- Our ability to generalize about broad patterns and outcomes of competitive interactions among plants has improved from a better understanding of functional traits. Facilitative interactions among plants also exhibit strong trait-based patterns; however, very little empirical research has addressed the trait basis of different facilitative mechanisms or the applicability of traditionally defined functional strategies to facilitation.
- We present a series of predictions regarding the trait basis of a variety of facilitative mechanisms based on empirical patterns of trait responses to environmental filters and knowledge of plant–environment feedbacks.

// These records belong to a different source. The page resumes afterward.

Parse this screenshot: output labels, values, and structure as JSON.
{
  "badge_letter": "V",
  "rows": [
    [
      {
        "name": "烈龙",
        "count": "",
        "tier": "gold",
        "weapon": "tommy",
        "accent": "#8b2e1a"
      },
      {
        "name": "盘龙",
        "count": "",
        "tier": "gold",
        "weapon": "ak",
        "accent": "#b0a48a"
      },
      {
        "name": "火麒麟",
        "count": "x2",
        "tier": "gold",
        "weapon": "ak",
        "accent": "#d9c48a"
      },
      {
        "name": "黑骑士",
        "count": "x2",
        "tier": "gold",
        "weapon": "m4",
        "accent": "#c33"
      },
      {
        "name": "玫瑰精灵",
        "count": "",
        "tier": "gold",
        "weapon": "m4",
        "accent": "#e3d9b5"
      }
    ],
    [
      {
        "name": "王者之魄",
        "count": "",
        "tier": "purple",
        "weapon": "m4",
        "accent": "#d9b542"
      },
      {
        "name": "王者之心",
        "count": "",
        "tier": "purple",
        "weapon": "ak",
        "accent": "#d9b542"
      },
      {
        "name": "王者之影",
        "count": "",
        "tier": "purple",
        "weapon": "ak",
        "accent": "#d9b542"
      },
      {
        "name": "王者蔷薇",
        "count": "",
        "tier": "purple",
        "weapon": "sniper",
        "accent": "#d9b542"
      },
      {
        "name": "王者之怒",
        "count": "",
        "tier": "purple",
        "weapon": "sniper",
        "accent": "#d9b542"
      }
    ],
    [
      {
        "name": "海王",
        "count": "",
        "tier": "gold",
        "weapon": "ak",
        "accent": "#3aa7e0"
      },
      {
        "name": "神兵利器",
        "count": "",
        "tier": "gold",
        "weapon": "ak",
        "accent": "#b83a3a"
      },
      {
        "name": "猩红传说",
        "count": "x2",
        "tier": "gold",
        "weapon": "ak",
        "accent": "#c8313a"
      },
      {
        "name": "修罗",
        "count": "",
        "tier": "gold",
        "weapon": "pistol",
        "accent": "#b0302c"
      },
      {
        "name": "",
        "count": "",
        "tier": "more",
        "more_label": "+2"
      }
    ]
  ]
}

- Using a leaf-height-seed framework to predict plant responses to facilitative effects of neighbours, we identify two categories of facilitative mechanisms based on similar predicted responses of specific leaf area (SLA), height and seed size: (i) facilitation of low-SLA, large-seeded and tall plants in environments typified by periodically unfavourable conditions; and (ii) facilitation of high-SLA, small-seeded and tall plants in persistently severe environments. We suggest that facilitation related to herbivory will be idiosyncratic with respect to these functional traits.
- Competition for limiting resources is predicted to reinforce trait-based responses to facilitation in periodically severe environments, particularly under light competition, but to offset facilitative effects to some degree in persistently severe environments. Thus, biotic interactions may have stronger consequences for shifts in trait distributions in environments typified by disturbance, pulsed soil moisture and short growing seasons limited by low temperatures.
- Facilitative effects, in addition to facilitative responses, may also be regulated by functional traits, but there is much less empirical evidence for links between functional traits and ameliorative effects on the environment. However, we predict that leaf area index or other integrative traits related to canopy density are likely to be important effect traits for most facilitative mechanisms and should be integrated into more trait-screening programs.
- Based on the exceptional contribution that trait-based approaches have made for understanding other interactions, we suggest that taking a functional comparative approach to facilitation is an opportunity to improve our ability to identify general patterns and consequences of positive interactions.